The following recipe is modified for the average home. The original, as prepared by me under Mr. Geddie’s supervision was served at a block party in the Park Slope section of Brooklyn in the early 1970’s. The version we made that fateful day was for Polecat Chili. If you are a purist you can use the quintessential polecat, or even a possum. Squirrel will do; just. But I would stop there, and not suggest alligator, fish, or shell fish of any kind. And, please, this is not some gay affair (though there is nothing wrong with that) that you stack on a plate over toast points and grilled marinated Portobello mushrooms, with a garniture of sherry infused figs over mescaline in a curry fume under a spun sugar dome. JUST TOSS IT IN A BOWL, OK? And, most definitely we are not recommending any illegal game, such as some of the wonderfully delicious wild birds. The story goes about the new game warden in the territory who stops an old timer who’s toodling along with a dead whooping crane strapped to the front fender of his jalopy. “You know, mister, it’s a federal offense to kill one of those birds. It’s an endangered species. I’m new in these parts, and so I’ll let you go with only a warning. But, by the way, how does whooping crane taste, anyway?” “Not bad. But I prefer Spotted Owl and the missus is partial to Bald Eagle.”
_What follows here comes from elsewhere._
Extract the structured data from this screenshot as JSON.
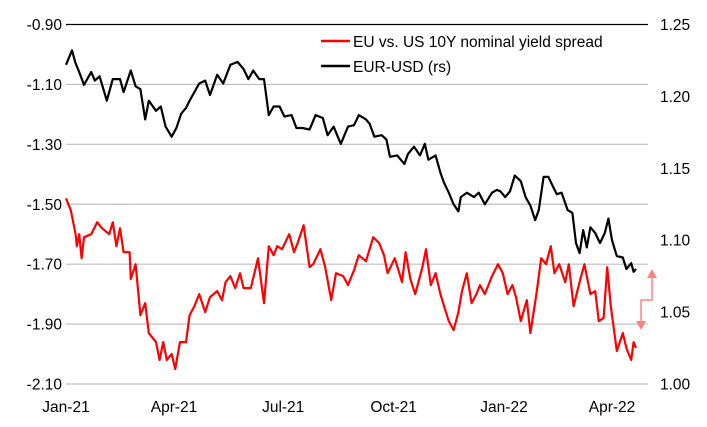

Before the big reveal, a word from his nibs: I don’t have a specific recipe for Polecat Chili, if you will remember, it is a work in progress. However, here is how I usually make it:

1 ½ pounds of good meat, usually sirloin, ground “chili grind” size which is larger than hamburger size.  If the place doesn’t know what chili grind is then have it ground only once.
A big onion (or two if you like lots of onion)(chopped not so fine)
A couple of cloves of garlic (pressed)
A big bottle of chili powder (6 oz. or so)
Some cominos (ground cumin)
Some good oil, like canola or grape seed oil
A little salt
Some cayenne pepper

Using a large pot, heat some oil (not a lot – just enough to keep the meat from sticking) and cook the meat, onions and garlic together until the meet is browned. Then stir in chili powder until the meat has a dark color (anywhere from 3 to 5 oz. probably). Add a dose of cominos as well (probably a tablespoon or two). Mix it all up with the meat continuing to cook over a medium flame for a minute or so. Then add water until the mixture has a thick soupy texture (don’t use too much water or it will have a thin soupy texture). Start tasting it right away.  If you have not put in enough chili powder then put in some more, remembering that it is easier to add to this mixture than to take away from it. Plain chili powder isn’t usually all that spicy hot. It generally has a little cayenne pepper in it but not a lot. You can spice it up to taste by adding a little cayenne. As you can see, the quantities are dictated a lot by the strength of flavor you want to have. For example, I like a lot of onions and cominos, but others might prefer less of either or both.

Cook the mixture over a low (low!) flame for 4 – 6 hours.  Freezing it for a few days is supposed to enhance the flavor.

I inquired about the use of masa harina (corn flour used for tamales). It does have a distinctive flavor: Masa harina works like cornstarch.  If you need to get it thicker (that is, if you accidentally added too much water) then use it.  Or, if you decide not to use beans, then use it. Wick Fowler used to put in some masa harina with his five alarm chili mix for that purpose.

Serving Suggestions: Over Fritos with chopped onions and grated cheddar. Or, my favorite, over steamed white rice with chopped onions and grated cheddar. [I interject again to suggest the addition of chopped egg. The idea for that accompaniment I got from the old Caucus Club Restaurant in Downtown Detroit. Right across the street from the erstwhile London Chop House, where I was introduced to the ritual pleasures of the whole steamed artichoke with vinaigrette dressing. Which is also a great dressing for Tête de Veau Vinaigrette as served covered in a pure white napkin at the once Café Des Sport in New York City.]

Please excuse my digressiveness. Ever since I adopted a more wholistic world view, everything seems to be related to everything and I can, well, digress.